Sevdiğinizi kaç gün beklersiniz?
Varsayalım ki iletişim kanallarının olmadığı bir çağda yaşıyorsunuz. Ya da son dönemde sıkça dillendirilen komplo teorilerinden birinin gerçekleşmiş olduğunu varsayalım. Güçlü bir manyetik dalga sonrası bütün elektronik iletişim kanallarının kullanılamaz hale geldiğini kabul edelim.
Böyle bir ortamda sevdiğinizden haber alamadan, onu sabırla kaç gün beklersiniz?  
Bir veya iki gün? Elbette ki sevdiğiniz biri için bu sabretmek bile sayılmaz.
Bir ya da iki hafta? Her gün şehir meydanından saat 5’te! Bugün gelir, diyerek sabırla yola çıkmanız yine muhtemel.
Peki; bir ay, iki ay? Acaba başına bir şey gelmiş olmasın! Acaba’lar ardı ardına zihninizdeki olasılıklar denizini genişletirken sabredebilir misiniz?  
On ay, on bir ay, bir yıl. Belki de hiç gelmeyecek! Belki sizi unuttu. Doğrular, yanlışlar iç içe geçmeye anılar silinmeye başladığında nasıl bir duruş göstereceksiniz?  
“Aklını oynattı, her gün bu saatte geliyor” Bu sözlere tahammül edebilir misiniz? Ya da tahammül etmeniz doğru mu ki!

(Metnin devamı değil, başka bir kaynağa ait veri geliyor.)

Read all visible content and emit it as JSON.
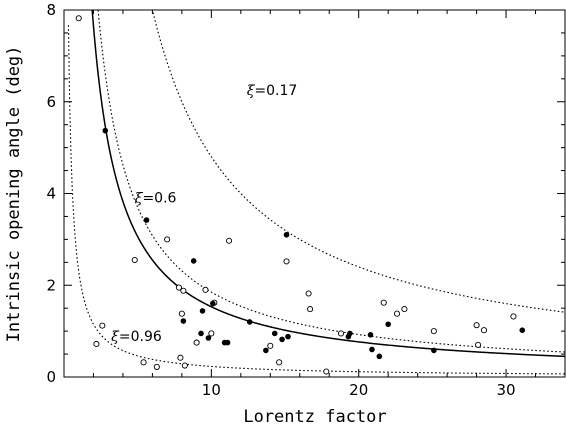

Bundan yaklaşık yüz yıl önce, 1924 yılında, Tokyo Üniversitesi Ziraat Fakültesi'nde görev yapan Hidesaburo Ueno isimli bir profesör küçük bir köpek yavrusu sahiplendi. Atika cinsi bu köpeğe Japonca’ da sekizinci anlamına gelen Hachiko ismini koydu.


Hachiko her sabah işe gitmek için metroyu kullanan profesöre eşlik ediyor ve sonra eve dönüyordu. Sevimli köpek zamanla profesörün eve dönüş saatlerini kendiliğinden öğrendi. Ve profesörün aynı yoldan geri döneceğini düşünerek onu metronun kapısında beklemeye başladı. Herkesi şaşırtan bu olay sonrasında Hachiko düzenli olarak her gün profesörü karşılamaya devam etti.
Tam bir yıl boyunca bu ikili her sabah beraber metroya kadar gidip her akşam beraber metrodan eve döndüler. Ancak 21 Mayıs 1925’de profesör üniversitede kalp krizi geçirdi ve hayata gözlerini yumdu. O akşam Hachiko metro kapısında bekliyordu. Artık kavuşamayacaklardı ancak Hachiko bundan habersizdi. Ertesi gün profesörün geliş saatinde tekrar metro kapısındaydı. Bir sonraki günde.
Profesörün geleceği umuduyla her gün evden kaçarak metro kapısına gitti. Bir müddet sonra metronun yakınlarında yaşamaya başladı. Hayatının geri kalanını profesörün dönüş saatinde metro kapısında olacak şekilde ayarladı.

Onun bu sabırlı bekleyişi önce metro çevresinde, sonra şehirde yankı buldu. Profesörün öğrencilerinden biri, Atika cinsi bu köpek hakkında 1932 yılında bir makale yayınlayınca Hachiko ülke çapında ilgi görmeye başladı. Hakkında haberler yapıldı. Sadece 30 safkan kalmış olan bu cins hakkında yeni bir farkındalık oluştu.
Ülke genelinden Hachiko’nun beslenmesi için metro istasyonuna para gönderilmeye başlandı. Ulusal anlamda büyük bir ün kazandı. Ve 1935 yılının 8 Mart günü, 11 yaşında olan Hachiko metronun yakınlarındaki bir sokak kenarında ölü bulundu. Tam dokuz yıl dokuz ay on beş gün boyunca profesörü sabırla beklemişti. Profesörün istasyona geldiği vakitte, istasyon kapısının tam karşısında.
Ölümünün ardından Hachiko’nun sadakatle beklediği yere onun bronzdan bir heykeli koyuldu. Onun bu heykeli sadakatin sembolü haline geldi. Ölüm yıldönümü heykel başında anılmaya başlandı. Hikâyesi önce 1987 yılında Japonya’da, sonra 2009 yılında Amerika’da filmlere konu oldu.
Hachiko gösterdiği sadakatle unutulmaz bir hikâye yazmayı başardı. TRT’nin fenomen dizisi olan Leyla ile Mecnun’daki İsmail Abi’nin “O gemi bir gün gelecek” inancına kendisini adaması gibi.
Belki gelmeyecektir gelmesi beklenen.
Kim bilir belki de “beklemektir” gelmesi gereken.